Sensex and Nifty rally as Nifty Media and IT lead the gainers on October 5, 2023

The Indian markets displayed notable resilience today, as the Sensex soared by 405 points (0.62%) to close above the 65,600 mark, and the Nifty posted a gain of 109 points (0.56%) to finish above 19,500

During Thursday’s trading session, the domestic equity benchmarks exhibited a remarkable recovery, coinciding with the weekly expiry of F&O contracts. Robust buying activity was observed in heavyweight sectors, and positive global factors, including a decline in oil prices and lower US bond yields, boosted investor confidence on Dalal Street.

Specifically, the BSE Sensex surged by 405.53 points (0.62%) to settle at 65,631.57, while the NSE Nifty50 recorded a gain of 109.65 points (0.56%) to close at 19,545.75. The broader market showed mixed performance, with the Nifty Midcap index slightly down and the Nifty Smallcap index gaining 0.63%. Notably, India VIX, indicating market volatility, dropped by approximately 6% to reach 10.96.

The recovery in global markets, coupled with a significant decline in international crude oil prices and stability in US bond yields, prompted investors to engage in relief buying of domestic shares following two consecutive sessions of losses.

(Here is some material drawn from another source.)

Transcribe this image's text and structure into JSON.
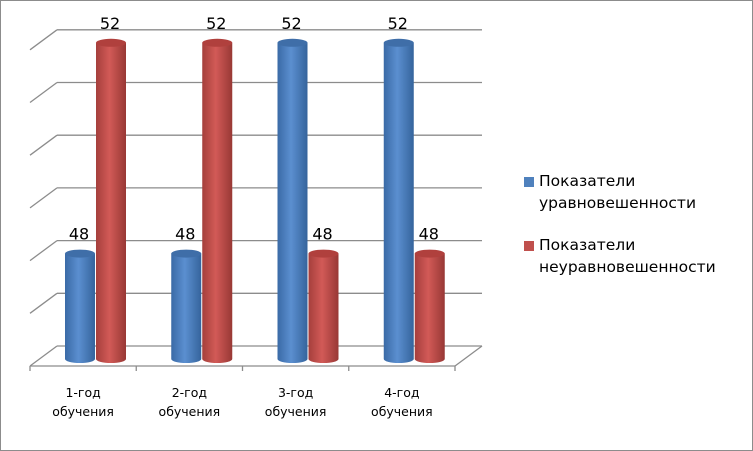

The rally was primarily driven by purchases in IT, banking, auto, and capital goods stocks, although selective profit-taking limited overall gains.

Regarding sectors, Nifty Media, Nifty IT, Nifty Auto, and Nifty Bank were among the top gainers, while Nifty PSU Bank, Nifty Pharma, Nifty Metal, and Nifty Energy faced losses.

Among the Nifty 50 stocks, L&T, Bajaj Auto, Titan, and TCS recorded the most significant gains, whereas Power Grid, Hindalco, NTPC, and Tata Consumer Products were among the top losers.

In the broader market indices, Prestige Estates Projects, SunTV, Angel One, and Suzlon registered gains, while Navin Fluorine International, Union Bank, RBL Bank, and Aavas Financiers Ltd were among the top losers for the day.

Positive signals from PMI data and a correction in crude oil prices bolstered market sentiment. A reduction in foreign institutional investors (FIIs) selling activity, particularly in banking and IT shares, also provided support. Furthermore, market expectations lean towards the RBI maintaining steady interest rates, given the muted outlook for external demand and concerns regarding future disinflationary trends.

Disclaimer: This post has been written exclusively for educational purposes. The securities mentioned are only examples and not recommendations. It is based on several secondary sources on the internet, and is subject to changes. Please consult an expert before making related decisions.